October 15, 2009

 

 Veterinarians leave their mark on African nation

 

 

 

College friends went as part of Veterinarians Without Borders program

 

posted October 1, 2009

 

Dr. Arlene F. Gardsbane brought about 350 doses of donated rabies vaccine from Merial on her trip to Liberia. The small animal veterinarian held rabies clinics throughout Liberia's capitol, Monrovia, for locals' pets. Dr. Beth A. Miller, a large animal practitioner, accompanied her on the mission. For a little more than two weeks the pair analyzed the country's needs relating to animal health care, disease prevention, and wildlife protection. (Photos courtesy of Christina Holder)

 

There Dr. Beth A. Miller stood, looking at a goat with an untreated corneal ulcer and secondary bacterial infection. The former mixed animal practitioner lacked proper instruments or diagnostic equipment, let alone antimicrobial ointment. All she could do was advise that the goat be put in the shade and given some food.

"Left untreated it could lead to blindness, but it probably was not a huge priority for the owner because she probably didn't have enough money to feed her daughter," Dr. Miller said.

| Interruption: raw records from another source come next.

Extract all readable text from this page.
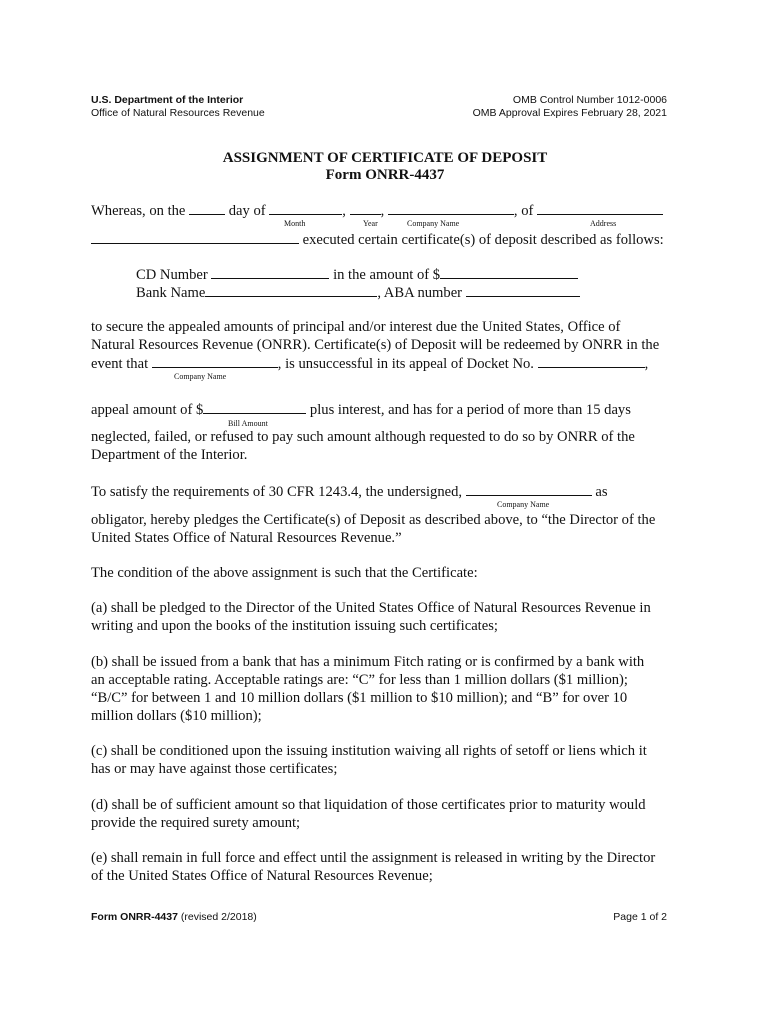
U.S. Department of the Interior
Office of Natural Resources Revenue
OMB Control Number 1012-0006
OMB Approval Expires February 28, 2021
ASSIGNMENT OF CERTIFICATE OF DEPOSIT
Form ONRR-4437
Whereas, on the	day of	, ,	, of
Month	Year	Company Name	Address
executed certain certificate(s) of deposit described as follows:
CD Number	in the amount of $
Bank Name	, ABA number
to secure the appealed amounts of principal and/or interest due the United States, Office of
Natural Resources Revenue (ONRR). Certificate(s) of Deposit will be redeemed by ONRR in the
event that	, is unsuccessful in its appeal of Docket No.	,
Company Name
appeal amount of $	plus interest, and has for a period of more than 15 days
Bill Amount
neglected, failed, or refused to pay such amount although requested to do so by ONRR of the
Department of the Interior.
To satisfy the requirements of 30 CFR 1243.4, the undersigned,	as
Company Name
obligator, hereby pledges the Certificate(s) of Deposit as described above, to “the Director of the
United States Office of Natural Resources Revenue.”
The condition of the above assignment is such that the Certificate:
(a) shall be pledged to the Director of the United States Office of Natural Resources Revenue in
writing and upon the books of the institution issuing such certificates;
(b) shall be issued from a bank that has a minimum Fitch rating or is confirmed by a bank with
an acceptable rating. Acceptable ratings are: “C” for less than 1 million dollars ($1 million);
“B/C” for between 1 and 10 million dollars ($1 million to $10 million); and “B” for over 10
million dollars ($10 million);
(c) shall be conditioned upon the issuing institution waiving all rights of setoff or liens which it
has or may have against those certificates;
(d) shall be of sufficient amount so that liquidation of those certificates prior to maturity would
provide the required surety amount;
(e) shall remain in full force and effect until the assignment is released in writing by the Director
of the United States Office of Natural Resources Revenue;
Form ONRR-4437 (revised 2/2018)	Page 1 of 2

This was how the Arkansas-based veterinarian spent part of her summer—observing the conditions of animals in the African nation of Liberia. Dr. Miller (LSU '86) stayed a little more than two weeks this summer with her friend and fellow Louisiana State University alumna, Dr. Arlene F. Gardsbane (LSU '87), of Silver Spring, Md.

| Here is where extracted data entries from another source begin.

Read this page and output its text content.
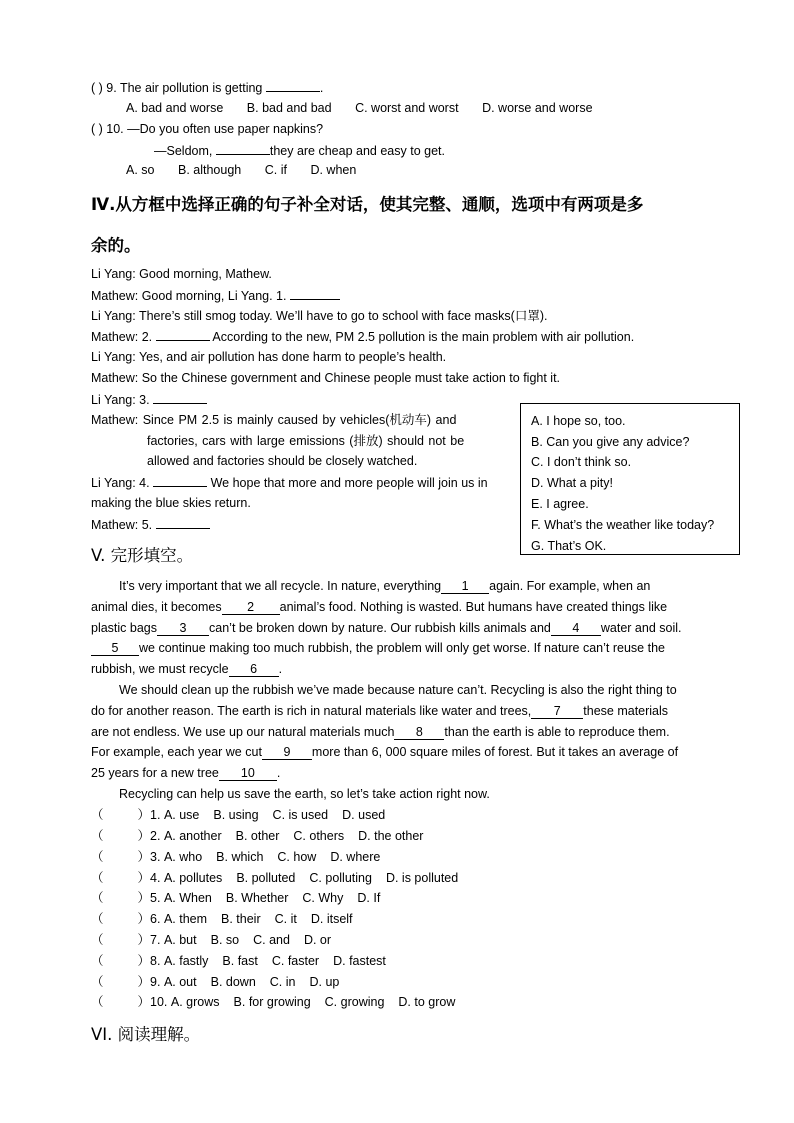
( ) 9. The air pollution is getting	.
A. bad and worse B. bad and bad C. worst and worst D. worse and worse
( ) 10. —Do you often use paper napkins?
—Seldom,	they are cheap and easy to get.
A. so B. although C. if D. when
Ⅳ.从方框中选择正确的句子补全对话，使其完整、通顺，选项中有两项是多
余的。
Li Yang: Good morning, Mathew.
Mathew: Good morning, Li Yang. 1.
Li Yang: There’s still smog today. We’ll have to go to school with face masks(口罩).
Mathew: 2.	According to the new, PM 2.5 pollution is the main problem with air pollution.
Li Yang: Yes, and air pollution has done harm to people’s health.
Mathew: So the Chinese government and Chinese people must take action to fight it.
Li Yang: 3.
Mathew: Since PM 2.5 is mainly caused by vehicles(机动车) and
factories, cars with large emissions (排放) should not be
allowed and factories should be closely watched.
Li Yang: 4.	We hope that more and more people will join us in
making the blue skies return.
Mathew: 5.
A. I hope so, too.
B. Can you give any advice?
C. I don’t think so.
D. What a pity!
E. I agree.
F. What’s the weather like today?
G. That’s OK.
V. 完形填空。
It’s very important that we all recycle. In nature, everything 1 again. For example, when an
animal dies, it becomes 2 animal’s food. Nothing is wasted. But humans have created things like
plastic bags 3 can’t be broken down by nature. Our rubbish kills animals and 4 water and soil.
5 we continue making too much rubbish, the problem will only get worse. If nature can’t reuse the
rubbish, we must recycle 6 .
We should clean up the rubbish we’ve made because nature can’t. Recycling is also the right thing to
do for another reason. The earth is rich in natural materials like water and trees, 7 these materials
are not endless. We use up our natural materials much 8 than the earth is able to reproduce them.
For example, each year we cut 9 more than 6, 000 square miles of forest. But it takes an average of
25 years for a new tree 10 .
Recycling can help us save the earth, so let’s take action right now.
（	）1. A. use B. using C. is used D. used
（	）2. A. another B. other C. others D. the other
（	）3. A. who B. which C. how D. where
（	）4. A. pollutes B. polluted C. polluting D. is polluted
（	）5. A. When B. Whether C. Why D. If
（	）6. A. them B. their C. it D. itself
（	）7. A. but B. so C. and D. or
（	）8. A. fastly B. fast C. faster D. fastest
（	）9. A. out B. down C. in D. up
（	）10. A. grows B. for growing C. growing D. to grow
VI. 阅读理解。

The pair was sponsored by the nonprofit organization Veterinarians Without Borders and hosted by Liberia's Ministry of Agriculture. They spent their time visiting government agencies, private farms, urban areas, and remote villages to gather data and identify immediate needs related to animal health care, disease prevention, and wildlife protection. Their goal is to raise awareness and funding to establish veterinary services in Liberia that will enable the country to produce its own food and protect its resources and human health.  

Making effective changes

Dr. Gardsbane's brother-in-law, Paul Sully, served in the Peace Corps in the '70s and developed an attachment to Liberia during his time there. His enthusiasm proved infectious. Years ago, he convinced Dr. Gardsbane to collect money and teddy bears for Liberian children during its civil war, which lasted more than a decade.  

 

On top of conducting rabies clinics, Dr. Gardsbane (above) interviewed local residents, including a man who
started an animal welfare society eight years ago. "He'd never been out of the country but recognized
animals weren't being treated well," she said. "It's exciting that someone there recognized (the importance of
animal welfare)."

 

"They're finally coming out of the war and trying to move the country forward. My brother-in-law in January said there were no veterinarians there, and asked if I'd like to help. I said, 'Sure, why not,'" according to Dr. Gardsbane, who had never done development work before.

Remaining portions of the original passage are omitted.